The proposed legislation is in response to a decision by the Court of Appeal last year which found that the Maori Land Court could hear such claims. The issue arose after South Island tribes mounted a legal case to challenge the expanding and lucrative marine farming industry. The tribes claimed it was having a serious impact on their customary fishing rights as well as blocking their own ambitions in the aquaculture business. In moving to abruptly block such a case, Labour was responding to definite business interests which insist that the Maori compensation process has gone far enough and has to be brought to a close.

Huata’s evolution

The place of the Huata scandal in these developments has a particular significance as it underscores the evolution of a layer of young Maoris who were radicalised in the late 1960s and 1970s. Huata first came to attention as a land-rights protester, before assuming prominence in the demonstrations against the 1981 South African rugby tour. But like other Maori leaders, Huata remained wedded to the limited and ultimately reactionary perspective of Maori politics and Maori self-determination—a process that was actively aided and abetted by the Stalinist Communist Party of New Zealand and various opportunist groups.

In her 1997 autobiography My Journey, Huata described how the emerging layer of young Maoris were courted by various pseudo-socialists, who actively promoted identity politics and never challenged its reactionary class character. Huata was among the most strident in calling for Maori “sovereignty” or self-rule—thereby encouraging Maori workers to identify on the basis of race and tribal affiliation rather than class. Her writings became de rigueur among the “left” middle class radical milieu in New Zealand, with the feminist magazine Broadsheet among the first to publish her essays.

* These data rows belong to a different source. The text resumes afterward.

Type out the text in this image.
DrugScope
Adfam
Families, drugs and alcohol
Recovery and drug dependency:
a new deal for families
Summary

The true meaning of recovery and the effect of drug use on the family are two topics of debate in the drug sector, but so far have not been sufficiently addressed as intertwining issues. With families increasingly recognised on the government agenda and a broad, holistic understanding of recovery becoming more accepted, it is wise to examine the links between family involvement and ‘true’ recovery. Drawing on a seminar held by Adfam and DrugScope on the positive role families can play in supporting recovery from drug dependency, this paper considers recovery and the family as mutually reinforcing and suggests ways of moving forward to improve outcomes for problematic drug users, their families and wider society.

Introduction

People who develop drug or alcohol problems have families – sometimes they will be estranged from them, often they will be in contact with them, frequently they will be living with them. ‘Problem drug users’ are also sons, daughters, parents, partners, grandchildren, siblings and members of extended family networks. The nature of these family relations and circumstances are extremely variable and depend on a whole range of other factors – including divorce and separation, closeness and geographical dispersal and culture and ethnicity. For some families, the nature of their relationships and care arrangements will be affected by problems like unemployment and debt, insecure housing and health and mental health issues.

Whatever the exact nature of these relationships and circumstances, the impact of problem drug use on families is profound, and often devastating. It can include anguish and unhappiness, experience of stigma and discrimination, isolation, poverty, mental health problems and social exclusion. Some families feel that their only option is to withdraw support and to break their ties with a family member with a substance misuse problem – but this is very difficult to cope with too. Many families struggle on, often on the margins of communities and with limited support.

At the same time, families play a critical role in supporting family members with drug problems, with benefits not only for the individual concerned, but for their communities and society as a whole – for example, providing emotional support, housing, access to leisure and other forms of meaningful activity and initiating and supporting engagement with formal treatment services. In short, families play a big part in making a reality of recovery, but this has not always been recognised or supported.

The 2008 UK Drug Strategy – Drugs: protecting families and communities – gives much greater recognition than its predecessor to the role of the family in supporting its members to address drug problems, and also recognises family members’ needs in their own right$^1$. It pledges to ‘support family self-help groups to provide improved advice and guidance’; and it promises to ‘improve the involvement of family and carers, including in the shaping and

With the turn to “bi-culturalism” in the 1980s, these Maori leaders found themselves in demand. Far from being a fundamental challenge to the political establishment, the logic of “Maori self-determination” encouraged its proponents to carve out a special niche for themselves in business and politics—all in the name of assisting Maori people as a whole.

Huata herself was quickly tapped on the shoulder by the political and corporate elite and went further than most in openly expressing the inherently anti-working class character of all identity politics. By the late 1980s, she was advocating vicious attacks on workers—demanding that the already meagre minimum wage be slashed as a means of creating jobs and solving chronic Maori unemployment. When Labour’s former finance minister Roger Douglas set up ACT to continue the market restructuring he oversaw in the 1980s, he had no hesitation in recruiting Huata and parading her as one of his party’s most prized converts. Huata became an unabashed, well-heeled mouthpiece for—in her words—the “flowering of capitalism” and in 1996 was elected to parliament.

Huata’s political troubles are a sharp indication that the political tide has changed. Having exploited the services of a small elite they themselves created, sections of the ruling class are seeking to, at the very least, temper the extent of Maori claims and influence. Some go considerably further. Opposition leader Don Brash, a former Reserve Bank Governor with close connections to big business, recently called for an end to “ethnic separatism” and “exclusive rights” for Maori, the closure of the “non-performing” Maori Affairs ministry and the abolition of the seven Maori electorate seats in parliament. It is probably no accident that ACT, which has ties to the same layers as Brash, has decided that their prized convert has now become something of an embarrassment.